Legal Notices Under HB 633
The tides of legal notices in municipalities are changing. The waning effectiveness of newspaper and bulletin notices is giving way to a tsunami of pressure to change to internet-based notices. Most recently, the Pennsylvania State Association of Boroughs (PSAB) testified before the House Local Government Committee considering House Bill 633 – a piece of legislation that would provide for legal notices on government internet websites – addressing the need to move toward the internet for municipal notices.
If HB 633 is passed in the Senate and signed into law by Governor Corbett, municipalities would be presented with a cost-saving measure to comply with notice requirements, which currently cost upwards of $29 million dollars annually according to one Penn State Study. Thus, proper interpretation of the law, once enacted, will prove to be an invaluable resource in saving Pennsylvania’s municipalities millions of dollars.

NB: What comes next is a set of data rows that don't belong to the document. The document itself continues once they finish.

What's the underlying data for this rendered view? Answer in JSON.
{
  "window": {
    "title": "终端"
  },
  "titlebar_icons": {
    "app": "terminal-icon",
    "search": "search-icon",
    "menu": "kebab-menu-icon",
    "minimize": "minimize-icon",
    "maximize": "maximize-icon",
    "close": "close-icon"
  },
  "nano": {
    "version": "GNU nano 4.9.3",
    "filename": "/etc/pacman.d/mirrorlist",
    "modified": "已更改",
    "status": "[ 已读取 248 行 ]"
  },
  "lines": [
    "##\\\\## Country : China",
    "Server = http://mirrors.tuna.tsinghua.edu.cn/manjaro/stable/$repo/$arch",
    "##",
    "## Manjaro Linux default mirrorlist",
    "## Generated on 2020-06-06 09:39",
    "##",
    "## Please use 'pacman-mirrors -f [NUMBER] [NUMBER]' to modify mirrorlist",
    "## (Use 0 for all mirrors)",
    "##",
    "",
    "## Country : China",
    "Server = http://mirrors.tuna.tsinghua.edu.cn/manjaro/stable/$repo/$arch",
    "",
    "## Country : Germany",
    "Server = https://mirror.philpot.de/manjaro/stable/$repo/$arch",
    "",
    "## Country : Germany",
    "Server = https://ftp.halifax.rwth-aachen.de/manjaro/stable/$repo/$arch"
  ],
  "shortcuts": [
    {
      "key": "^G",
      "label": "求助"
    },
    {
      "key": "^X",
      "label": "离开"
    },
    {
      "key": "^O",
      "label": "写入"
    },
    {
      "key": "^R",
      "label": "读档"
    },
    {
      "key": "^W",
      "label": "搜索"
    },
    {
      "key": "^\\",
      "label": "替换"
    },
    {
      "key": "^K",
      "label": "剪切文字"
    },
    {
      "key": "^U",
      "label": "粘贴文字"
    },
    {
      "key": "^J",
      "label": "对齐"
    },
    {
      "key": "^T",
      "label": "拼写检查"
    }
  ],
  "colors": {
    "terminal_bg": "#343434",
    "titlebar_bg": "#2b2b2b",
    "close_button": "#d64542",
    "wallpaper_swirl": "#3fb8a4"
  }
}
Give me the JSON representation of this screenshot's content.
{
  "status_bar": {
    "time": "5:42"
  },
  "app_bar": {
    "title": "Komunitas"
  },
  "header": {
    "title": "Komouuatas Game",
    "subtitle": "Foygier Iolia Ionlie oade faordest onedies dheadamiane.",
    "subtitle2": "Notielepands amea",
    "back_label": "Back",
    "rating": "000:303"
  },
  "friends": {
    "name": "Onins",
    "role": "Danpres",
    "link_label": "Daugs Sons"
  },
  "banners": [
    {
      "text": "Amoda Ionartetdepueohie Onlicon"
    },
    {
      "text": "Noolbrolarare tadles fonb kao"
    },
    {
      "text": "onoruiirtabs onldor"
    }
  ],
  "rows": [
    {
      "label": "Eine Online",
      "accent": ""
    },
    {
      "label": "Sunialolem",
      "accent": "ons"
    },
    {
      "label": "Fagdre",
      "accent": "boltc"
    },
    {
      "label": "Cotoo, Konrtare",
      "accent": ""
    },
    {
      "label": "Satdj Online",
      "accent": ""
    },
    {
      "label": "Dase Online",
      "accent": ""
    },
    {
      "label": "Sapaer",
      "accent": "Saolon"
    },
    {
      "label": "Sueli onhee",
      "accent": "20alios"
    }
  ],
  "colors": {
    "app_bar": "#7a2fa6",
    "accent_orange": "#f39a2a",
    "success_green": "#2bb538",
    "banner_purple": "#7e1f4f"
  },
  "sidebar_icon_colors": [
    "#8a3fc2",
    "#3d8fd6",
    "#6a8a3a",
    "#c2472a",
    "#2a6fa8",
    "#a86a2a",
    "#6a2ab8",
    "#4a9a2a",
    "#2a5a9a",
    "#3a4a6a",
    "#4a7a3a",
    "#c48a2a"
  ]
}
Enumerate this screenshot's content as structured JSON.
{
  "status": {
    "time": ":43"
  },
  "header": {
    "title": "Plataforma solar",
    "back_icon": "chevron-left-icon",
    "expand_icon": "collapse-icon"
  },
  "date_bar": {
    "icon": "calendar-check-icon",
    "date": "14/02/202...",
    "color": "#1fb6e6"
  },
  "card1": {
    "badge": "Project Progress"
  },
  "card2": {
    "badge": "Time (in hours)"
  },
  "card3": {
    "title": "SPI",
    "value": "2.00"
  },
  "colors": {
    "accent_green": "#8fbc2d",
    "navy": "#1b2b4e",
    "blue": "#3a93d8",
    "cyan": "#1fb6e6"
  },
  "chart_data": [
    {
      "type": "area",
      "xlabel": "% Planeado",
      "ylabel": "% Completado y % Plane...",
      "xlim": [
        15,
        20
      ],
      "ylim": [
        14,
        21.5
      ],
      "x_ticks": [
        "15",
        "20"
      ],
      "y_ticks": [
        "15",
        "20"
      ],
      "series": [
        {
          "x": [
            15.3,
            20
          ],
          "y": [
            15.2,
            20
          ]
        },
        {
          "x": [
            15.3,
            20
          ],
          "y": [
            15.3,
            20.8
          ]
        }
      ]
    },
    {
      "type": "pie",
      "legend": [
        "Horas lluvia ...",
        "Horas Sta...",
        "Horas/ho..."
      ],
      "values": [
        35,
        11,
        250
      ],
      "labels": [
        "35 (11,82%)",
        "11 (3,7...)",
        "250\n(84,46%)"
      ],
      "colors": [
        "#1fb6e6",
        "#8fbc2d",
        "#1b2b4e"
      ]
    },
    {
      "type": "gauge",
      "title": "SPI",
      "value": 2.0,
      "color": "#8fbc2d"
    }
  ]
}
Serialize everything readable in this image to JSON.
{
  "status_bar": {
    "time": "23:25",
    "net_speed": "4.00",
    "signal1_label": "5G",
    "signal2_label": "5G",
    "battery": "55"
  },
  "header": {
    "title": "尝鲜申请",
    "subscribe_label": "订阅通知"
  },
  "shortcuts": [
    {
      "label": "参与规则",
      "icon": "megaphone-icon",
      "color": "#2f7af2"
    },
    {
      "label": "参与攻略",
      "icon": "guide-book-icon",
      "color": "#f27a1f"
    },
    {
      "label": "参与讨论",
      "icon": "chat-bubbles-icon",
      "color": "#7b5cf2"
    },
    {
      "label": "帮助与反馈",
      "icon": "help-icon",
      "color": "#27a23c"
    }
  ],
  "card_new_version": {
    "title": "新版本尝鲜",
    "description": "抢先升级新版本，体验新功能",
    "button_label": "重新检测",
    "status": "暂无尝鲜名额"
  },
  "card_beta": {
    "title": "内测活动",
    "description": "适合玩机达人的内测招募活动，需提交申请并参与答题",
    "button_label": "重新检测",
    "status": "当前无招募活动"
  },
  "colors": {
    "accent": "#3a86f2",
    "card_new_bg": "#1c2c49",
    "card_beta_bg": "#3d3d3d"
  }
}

House Bill 633 is a part a package of incentives sponsored by local government to enable municipalities to use the internet to advertise and provide public meeting announcements. In support of the proposed legislation, PSAB Assistant Director of Government Affairs Ron Grutza praised the legislation as a cost effective and pragmatic measure. In an effort to highlight the benefits of the legislation, Mr. Grutza underscored the growing ineffectiveness of general publication notices. This, in turn, lead Mr. Grutza and other proponents of the bill to the need for internet-based notices.
Currently, municipal notice provisions exist in the various local government codes, related laws, and under the Newspaper Advertising Act. But as the PSAB argues, “in the twenty-first century things have changed dramatically. With the advent of the internet and other technological advancements . . . the general public has made the shift to using the internet on a daily basis.” This, in turn, has lead the PSAB to the conclusion that newspapers and bulletins are quickly becoming anachronisms of the past.
There is legal support for the Mr. Gtutza and the PSAB’s argument: 45 Pa. C.S.A. requires notice dissemination to be made through “the widest possible dissemination” of documents available. With the Pennsylvania Bulletin and Pennsylvania Code websites receiving approximately 50,000 visits each month, proponents of the bill argue the internet is clearly the widest and farthest-reaching medium available.